Tropical seabirds live in an oceanic environment with lower productivity and less seasonality where prey are distributed more erratically than in temperate and polar oceans (Ballance et al., 1997, Longhurst and Pauly, 1987). Most tropical seabirds must travel extensively to their feeding ground, where they feed mainly on fish and squid within the first few meters of the water column, by aerial feeding and plunge diving (Ashmole and Ashmole, 1967, Diamond, 1983, Harrison et al., 1983, Nelson, 2005, Weimerskirch et al., 2006). Non-tropical (i.e., polar and temperate) seabirds include more species that can exploit the ocean through pursuit dives, including planktivores, piscivores, squid-eaters and apex predator-scavengers (Ainley and Boekelheide, 1983, Hobson et al., 1994, Ridoux, 1994, Sydeman et al., 1997). However, tropical seabirds feed on a broad variety of prey and frequently diet diversity is much greater than for non-tropical species (Harrison et al., 1983). These differences in seabird foraging ecology are related to the differences in productivity of the world's oceans (Ballance and Pitman, 1999). Examining the ICH in seabirds from tropical and polar areas can be used for both seabird management and fisheries management.

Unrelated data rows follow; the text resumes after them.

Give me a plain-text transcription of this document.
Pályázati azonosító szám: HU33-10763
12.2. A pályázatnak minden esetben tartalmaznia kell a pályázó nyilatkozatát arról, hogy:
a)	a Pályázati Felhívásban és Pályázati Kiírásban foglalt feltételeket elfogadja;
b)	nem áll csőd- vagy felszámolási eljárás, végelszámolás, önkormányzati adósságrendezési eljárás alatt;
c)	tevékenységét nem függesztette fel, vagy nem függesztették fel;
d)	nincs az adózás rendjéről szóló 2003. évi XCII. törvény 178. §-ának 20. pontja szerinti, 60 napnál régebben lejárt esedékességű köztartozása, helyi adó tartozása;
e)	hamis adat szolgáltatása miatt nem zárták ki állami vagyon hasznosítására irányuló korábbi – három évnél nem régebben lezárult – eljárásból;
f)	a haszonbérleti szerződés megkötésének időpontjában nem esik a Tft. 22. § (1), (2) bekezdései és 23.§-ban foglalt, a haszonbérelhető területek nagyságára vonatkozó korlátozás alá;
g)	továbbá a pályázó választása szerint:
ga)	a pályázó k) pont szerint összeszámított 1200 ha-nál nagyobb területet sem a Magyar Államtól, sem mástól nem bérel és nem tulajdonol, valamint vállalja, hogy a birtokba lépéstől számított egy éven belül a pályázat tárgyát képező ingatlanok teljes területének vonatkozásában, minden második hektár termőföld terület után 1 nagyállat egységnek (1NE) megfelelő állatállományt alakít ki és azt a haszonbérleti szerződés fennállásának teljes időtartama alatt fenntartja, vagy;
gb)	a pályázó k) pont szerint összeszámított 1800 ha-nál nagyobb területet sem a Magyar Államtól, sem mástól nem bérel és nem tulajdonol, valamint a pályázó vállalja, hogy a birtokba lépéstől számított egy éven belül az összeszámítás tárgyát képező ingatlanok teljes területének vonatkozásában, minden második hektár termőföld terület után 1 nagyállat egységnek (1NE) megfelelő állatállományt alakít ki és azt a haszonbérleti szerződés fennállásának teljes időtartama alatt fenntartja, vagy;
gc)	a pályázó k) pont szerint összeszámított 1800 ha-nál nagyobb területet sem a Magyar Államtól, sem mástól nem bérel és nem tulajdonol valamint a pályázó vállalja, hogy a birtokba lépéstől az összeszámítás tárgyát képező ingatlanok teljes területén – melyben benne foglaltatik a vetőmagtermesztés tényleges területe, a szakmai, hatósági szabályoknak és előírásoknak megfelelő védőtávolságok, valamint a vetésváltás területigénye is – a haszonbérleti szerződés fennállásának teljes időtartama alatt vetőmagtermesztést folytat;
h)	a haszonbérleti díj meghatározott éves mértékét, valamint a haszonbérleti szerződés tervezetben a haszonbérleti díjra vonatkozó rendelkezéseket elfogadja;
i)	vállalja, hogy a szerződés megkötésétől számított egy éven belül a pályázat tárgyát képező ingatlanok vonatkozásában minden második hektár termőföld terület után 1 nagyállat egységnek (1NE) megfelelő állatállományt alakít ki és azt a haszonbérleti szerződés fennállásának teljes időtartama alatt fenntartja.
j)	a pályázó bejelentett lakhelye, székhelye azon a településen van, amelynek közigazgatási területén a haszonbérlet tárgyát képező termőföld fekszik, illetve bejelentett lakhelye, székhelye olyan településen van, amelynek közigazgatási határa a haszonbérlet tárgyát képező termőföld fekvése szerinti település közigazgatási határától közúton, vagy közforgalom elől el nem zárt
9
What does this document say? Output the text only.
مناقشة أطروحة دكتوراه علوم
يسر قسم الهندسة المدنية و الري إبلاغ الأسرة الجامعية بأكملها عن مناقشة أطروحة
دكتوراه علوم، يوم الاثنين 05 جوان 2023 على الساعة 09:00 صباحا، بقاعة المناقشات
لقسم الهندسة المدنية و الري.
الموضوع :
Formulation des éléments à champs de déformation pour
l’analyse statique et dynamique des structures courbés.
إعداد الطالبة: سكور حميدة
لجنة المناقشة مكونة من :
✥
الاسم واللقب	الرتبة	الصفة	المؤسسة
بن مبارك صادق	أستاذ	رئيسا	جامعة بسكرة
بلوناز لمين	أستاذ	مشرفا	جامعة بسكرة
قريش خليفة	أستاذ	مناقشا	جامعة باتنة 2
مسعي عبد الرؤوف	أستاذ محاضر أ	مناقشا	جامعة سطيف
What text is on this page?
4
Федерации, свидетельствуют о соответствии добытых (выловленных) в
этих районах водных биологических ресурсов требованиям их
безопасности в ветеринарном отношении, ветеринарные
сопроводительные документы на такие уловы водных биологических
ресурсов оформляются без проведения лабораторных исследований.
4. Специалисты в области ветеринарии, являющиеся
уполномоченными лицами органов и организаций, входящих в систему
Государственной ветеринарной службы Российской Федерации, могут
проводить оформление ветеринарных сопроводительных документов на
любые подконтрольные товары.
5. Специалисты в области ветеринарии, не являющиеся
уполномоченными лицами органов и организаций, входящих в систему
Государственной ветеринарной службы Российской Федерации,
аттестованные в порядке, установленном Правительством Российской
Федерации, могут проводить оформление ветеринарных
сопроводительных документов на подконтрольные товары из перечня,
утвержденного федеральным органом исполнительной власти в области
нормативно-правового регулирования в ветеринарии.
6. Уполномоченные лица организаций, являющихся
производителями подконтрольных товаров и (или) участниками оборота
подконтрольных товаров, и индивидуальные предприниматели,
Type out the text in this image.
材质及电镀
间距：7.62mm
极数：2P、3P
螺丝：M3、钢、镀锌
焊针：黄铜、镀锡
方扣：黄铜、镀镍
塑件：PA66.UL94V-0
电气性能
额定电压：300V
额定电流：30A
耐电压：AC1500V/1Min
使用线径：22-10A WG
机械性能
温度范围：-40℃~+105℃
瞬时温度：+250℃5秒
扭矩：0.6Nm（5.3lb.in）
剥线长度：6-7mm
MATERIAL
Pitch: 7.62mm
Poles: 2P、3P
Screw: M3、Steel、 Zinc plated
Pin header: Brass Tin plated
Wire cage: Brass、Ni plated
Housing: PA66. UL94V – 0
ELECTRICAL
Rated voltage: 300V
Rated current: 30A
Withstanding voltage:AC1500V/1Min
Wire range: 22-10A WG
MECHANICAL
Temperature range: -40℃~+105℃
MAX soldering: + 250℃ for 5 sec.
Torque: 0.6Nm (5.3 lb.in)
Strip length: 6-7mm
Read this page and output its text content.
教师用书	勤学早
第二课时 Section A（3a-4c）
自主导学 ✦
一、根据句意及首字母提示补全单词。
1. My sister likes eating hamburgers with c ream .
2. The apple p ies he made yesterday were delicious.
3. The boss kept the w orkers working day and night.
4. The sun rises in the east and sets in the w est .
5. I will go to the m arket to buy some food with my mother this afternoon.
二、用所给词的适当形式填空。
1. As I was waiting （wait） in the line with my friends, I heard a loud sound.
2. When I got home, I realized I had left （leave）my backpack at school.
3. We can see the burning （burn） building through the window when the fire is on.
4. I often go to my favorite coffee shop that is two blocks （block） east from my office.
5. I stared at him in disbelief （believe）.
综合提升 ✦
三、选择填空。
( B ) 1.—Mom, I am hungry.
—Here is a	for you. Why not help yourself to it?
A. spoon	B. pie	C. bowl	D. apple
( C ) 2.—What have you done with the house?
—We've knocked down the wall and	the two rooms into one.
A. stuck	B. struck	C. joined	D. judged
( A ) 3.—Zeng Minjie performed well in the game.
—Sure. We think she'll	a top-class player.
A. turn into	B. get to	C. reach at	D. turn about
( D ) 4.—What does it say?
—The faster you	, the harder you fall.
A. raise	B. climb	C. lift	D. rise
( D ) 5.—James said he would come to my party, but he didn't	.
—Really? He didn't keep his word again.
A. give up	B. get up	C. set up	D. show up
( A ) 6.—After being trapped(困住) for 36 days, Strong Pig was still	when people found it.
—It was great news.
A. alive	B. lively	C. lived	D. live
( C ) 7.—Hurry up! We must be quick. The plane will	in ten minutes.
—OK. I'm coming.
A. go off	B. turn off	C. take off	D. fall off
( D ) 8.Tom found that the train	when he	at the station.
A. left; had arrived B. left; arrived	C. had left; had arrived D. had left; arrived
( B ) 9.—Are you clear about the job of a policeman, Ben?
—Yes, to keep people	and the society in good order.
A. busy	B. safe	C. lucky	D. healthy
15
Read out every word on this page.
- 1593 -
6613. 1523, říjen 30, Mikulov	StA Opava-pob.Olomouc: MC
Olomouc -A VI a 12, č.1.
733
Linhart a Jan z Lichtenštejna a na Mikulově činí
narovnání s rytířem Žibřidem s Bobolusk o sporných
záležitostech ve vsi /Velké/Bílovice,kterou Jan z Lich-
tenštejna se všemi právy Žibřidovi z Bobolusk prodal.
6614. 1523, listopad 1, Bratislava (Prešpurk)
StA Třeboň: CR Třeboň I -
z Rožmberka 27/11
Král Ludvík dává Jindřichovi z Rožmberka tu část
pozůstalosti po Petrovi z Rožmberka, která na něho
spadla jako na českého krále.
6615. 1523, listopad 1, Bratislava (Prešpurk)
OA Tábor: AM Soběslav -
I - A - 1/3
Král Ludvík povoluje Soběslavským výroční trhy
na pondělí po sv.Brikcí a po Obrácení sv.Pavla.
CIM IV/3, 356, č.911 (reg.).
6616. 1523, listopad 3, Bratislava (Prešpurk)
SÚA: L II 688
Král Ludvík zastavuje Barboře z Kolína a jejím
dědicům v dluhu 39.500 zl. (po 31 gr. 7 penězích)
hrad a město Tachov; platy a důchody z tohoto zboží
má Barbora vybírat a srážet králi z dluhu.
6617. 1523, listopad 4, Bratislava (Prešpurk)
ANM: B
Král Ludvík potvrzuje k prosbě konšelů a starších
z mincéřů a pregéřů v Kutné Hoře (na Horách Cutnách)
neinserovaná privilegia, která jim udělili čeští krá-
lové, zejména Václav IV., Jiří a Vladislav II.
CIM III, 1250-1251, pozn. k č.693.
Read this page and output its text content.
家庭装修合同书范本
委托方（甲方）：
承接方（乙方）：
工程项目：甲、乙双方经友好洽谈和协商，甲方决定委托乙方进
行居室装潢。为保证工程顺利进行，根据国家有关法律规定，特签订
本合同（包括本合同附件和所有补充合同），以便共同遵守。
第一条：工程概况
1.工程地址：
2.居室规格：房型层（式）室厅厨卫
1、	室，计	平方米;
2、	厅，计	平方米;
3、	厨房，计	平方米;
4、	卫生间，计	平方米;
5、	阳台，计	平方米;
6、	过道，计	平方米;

In this study we tested the ICH using 11 seabird species from tropical and Arctic breeding sites and hypothesized that size-dimorphic species would show greater trophic segregation than monomorphic species. Specifically, we expected that greater morphological differences between sexes would be related to greater differences in tissue δ¹⁵N and δ¹³C values, reflecting trophic segregation between males and females. We also compared trophic segregation between tropical and non-tropical seabirds to determine if differences in trophic segregation were potentially due to more intense feeding competition during the shorter breeding season in non-tropical areas, leading to more pronounced segregation mechanisms; alternatively, more abundant food resources during breeding in non-tropical areas, in contrast to oligotrophic tropical areas, could lead to a relaxing of segregation. In order to study the intraspecific trophic segregation in tropical and non-tropical seabirds, our objectives were: 1. to classify the degree of dimorphism between sexes using a dimorphism index, based on morphological characteristics; 2. to identify trophic and spatial segregation between males and females of each species using stable isotope analysis; and 3. to perform a literature review to determine if dimorphism and trophic segregation were more common in non-tropical than in tropical seabirds.